If the Phoenix Coyotes Move to Hamilton, How Will the NHL Realign?

Tom DeMatteoContributor IMay 6, 2009

GLENDALE, AZ - APRIL 11:  Head coach Wayne Gretzky of the Phoenix Coyotes looks on with teammates on the bench during the NHL game against the Anaheim Ducks at Jobing.com Arena on April 11, 2009 in Glendale, Arizona. The Coyotes defeated the Ducks in 5-4 in an overtime shootout. (Photo by Christian Petersen/Getty Images)

With the Phoenix Coyotes filing for Chapter 11 protection yesterday, Research In Motion CEO Jim Balsillie has announced a plan to purchase the team and move them to Hamilton, Ontario.

There are plenty of hurdles to clear before this can happen, as the NHL was not happy about the turn of events.

The league acted quickly, stripping Coyotes owner Jerry Moyes of authority to run the team, and will represent the team in bankruptcy proceedings.

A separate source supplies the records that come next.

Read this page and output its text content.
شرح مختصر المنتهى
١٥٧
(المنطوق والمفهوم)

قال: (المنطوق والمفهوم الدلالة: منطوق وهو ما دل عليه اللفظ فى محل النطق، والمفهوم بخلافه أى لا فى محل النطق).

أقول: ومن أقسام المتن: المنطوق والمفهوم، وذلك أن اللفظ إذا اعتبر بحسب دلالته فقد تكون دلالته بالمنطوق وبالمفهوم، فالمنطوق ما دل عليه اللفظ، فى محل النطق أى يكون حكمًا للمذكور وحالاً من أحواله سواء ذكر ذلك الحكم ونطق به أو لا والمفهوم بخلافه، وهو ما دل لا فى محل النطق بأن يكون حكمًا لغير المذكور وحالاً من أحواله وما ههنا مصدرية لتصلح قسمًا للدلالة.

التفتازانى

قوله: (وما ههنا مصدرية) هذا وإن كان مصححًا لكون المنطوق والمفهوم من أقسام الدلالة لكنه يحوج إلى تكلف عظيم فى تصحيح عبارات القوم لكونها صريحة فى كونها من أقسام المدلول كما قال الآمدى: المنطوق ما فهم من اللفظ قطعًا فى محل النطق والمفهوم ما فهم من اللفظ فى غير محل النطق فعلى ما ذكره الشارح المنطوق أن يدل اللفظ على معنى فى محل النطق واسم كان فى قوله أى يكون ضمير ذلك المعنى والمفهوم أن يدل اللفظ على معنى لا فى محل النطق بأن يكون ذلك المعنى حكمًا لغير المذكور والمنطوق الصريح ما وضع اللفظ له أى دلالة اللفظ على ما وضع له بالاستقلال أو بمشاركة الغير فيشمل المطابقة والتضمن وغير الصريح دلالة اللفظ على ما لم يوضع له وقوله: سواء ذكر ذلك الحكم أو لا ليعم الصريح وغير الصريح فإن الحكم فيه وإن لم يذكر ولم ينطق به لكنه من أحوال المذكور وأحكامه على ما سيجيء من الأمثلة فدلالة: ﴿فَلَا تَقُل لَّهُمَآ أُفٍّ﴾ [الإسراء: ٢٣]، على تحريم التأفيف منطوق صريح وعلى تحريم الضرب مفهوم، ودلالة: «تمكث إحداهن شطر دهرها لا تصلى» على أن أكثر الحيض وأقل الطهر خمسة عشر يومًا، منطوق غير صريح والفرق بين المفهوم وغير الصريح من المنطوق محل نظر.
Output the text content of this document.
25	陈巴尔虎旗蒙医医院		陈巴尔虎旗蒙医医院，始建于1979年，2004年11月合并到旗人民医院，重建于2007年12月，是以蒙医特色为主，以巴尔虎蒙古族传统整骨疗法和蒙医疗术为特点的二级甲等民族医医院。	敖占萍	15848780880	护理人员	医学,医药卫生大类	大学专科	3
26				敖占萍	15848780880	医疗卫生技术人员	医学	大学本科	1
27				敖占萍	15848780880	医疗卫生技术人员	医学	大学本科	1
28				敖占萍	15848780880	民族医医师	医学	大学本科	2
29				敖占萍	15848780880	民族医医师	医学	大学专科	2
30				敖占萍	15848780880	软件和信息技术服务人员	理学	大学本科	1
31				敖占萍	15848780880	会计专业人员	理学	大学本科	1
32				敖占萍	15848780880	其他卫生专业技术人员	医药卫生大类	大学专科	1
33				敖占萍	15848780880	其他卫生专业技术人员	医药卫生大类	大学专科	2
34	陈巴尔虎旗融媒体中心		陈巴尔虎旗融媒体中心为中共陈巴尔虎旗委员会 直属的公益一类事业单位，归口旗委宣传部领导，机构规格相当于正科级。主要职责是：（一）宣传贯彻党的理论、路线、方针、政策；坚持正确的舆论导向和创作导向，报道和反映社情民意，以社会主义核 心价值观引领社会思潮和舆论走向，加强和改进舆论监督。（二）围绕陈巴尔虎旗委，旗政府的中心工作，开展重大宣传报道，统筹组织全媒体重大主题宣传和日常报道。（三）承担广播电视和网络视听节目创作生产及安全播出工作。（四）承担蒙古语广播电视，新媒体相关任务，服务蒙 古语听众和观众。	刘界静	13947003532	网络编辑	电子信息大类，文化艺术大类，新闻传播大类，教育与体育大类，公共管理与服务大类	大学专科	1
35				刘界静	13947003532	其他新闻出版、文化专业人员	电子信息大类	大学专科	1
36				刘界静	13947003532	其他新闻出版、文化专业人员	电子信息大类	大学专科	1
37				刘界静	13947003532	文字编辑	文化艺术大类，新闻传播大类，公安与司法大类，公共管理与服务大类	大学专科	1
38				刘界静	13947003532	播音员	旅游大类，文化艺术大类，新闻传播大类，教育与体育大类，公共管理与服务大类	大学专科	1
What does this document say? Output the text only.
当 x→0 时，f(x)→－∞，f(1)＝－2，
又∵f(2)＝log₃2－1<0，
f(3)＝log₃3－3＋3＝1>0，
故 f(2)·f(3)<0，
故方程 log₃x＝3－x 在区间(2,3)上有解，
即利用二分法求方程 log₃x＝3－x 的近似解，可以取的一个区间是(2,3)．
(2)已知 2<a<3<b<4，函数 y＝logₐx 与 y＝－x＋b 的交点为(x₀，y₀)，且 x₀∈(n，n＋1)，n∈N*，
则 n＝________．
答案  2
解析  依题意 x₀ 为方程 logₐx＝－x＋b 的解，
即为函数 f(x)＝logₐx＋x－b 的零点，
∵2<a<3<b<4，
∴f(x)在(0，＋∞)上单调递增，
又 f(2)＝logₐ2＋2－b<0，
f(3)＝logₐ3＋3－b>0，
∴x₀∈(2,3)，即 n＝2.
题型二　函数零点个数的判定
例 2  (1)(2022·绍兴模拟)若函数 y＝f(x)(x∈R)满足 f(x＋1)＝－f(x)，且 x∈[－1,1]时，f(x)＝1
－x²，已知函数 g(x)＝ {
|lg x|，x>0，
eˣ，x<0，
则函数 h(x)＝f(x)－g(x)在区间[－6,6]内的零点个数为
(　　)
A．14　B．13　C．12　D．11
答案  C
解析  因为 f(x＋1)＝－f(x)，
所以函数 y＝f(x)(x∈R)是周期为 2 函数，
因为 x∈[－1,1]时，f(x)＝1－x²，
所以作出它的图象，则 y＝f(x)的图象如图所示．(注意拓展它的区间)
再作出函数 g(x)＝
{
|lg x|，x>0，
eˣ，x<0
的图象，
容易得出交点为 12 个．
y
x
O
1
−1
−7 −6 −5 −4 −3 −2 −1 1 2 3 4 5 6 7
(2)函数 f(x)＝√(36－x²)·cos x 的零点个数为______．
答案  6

But Balsillie, after two failed attempts to buy the Penguins and the Predators, seems to have the upper hand on the league this time. A bankruptcy judge will decide the best course of action for the team—and if Balsillie's offer is the best on the table, the team will be on the move to Hamilton.

If this move happens, the NHL will have some decisions to make as it relates to the divisions. A team in southern Ontario cannot play in the Pacific Division. Realignment would be needed.

Here is how I see it playing out.


Eastern Conference

Northeast Division: Montreal, Ottawa, Toronto, Hamilton, Buffalo

This would group the four Canadian teams in the East with Buffalo, which would create a ton of local interest in Ontario, Quebec, and northern New York. 


Atlantic Division: Boston, New York Islanders, New York Rangers, New Jersey, Philadelphia

This could be also called the Amtrak Division. Boston would miss the rivalry with Montreal, but Boston-New York just seems right.


Southeast Division: No changes.

Western Conference

Central Division: Detroit, Chicago, St. Louis, Columbus, Pittsburgh

Moving Pittsburgh out of the Eastern Conference (and their developing rivalry with Washington) seems risky, but there are several positives to this.

First, with NBC preferring early afternoon starts, this would provide another Western Conference city that could accommodate 12 or 1 pm starts.

Second, there are built-in geographical rivalries with Columbus and Detroit.

Third, Gary Bettman would love a Pittsburgh-Washington Stanley Cup Final.


The "I'm not sure what to call it" Division: Nashville, Dallas, Minnesota, Calgary, Edmonton

This was the toughest division to group together. Up to this point, it was easy to group the teams geographically. But this keeps the Calgary/Edmonton rivalry together, and putting the Dallas (formally Minnesota) Stars and Minnesota together should be interesting. 


Pacific Division: Vancouver, Colorado, San Jose, Los Angeles, Anaheim

This division is very strong and travel-friendly, too. I would love to keep Vancouver with Calgary and Edmonton, but travel to Dallas and Nashville four times each borders on unfair.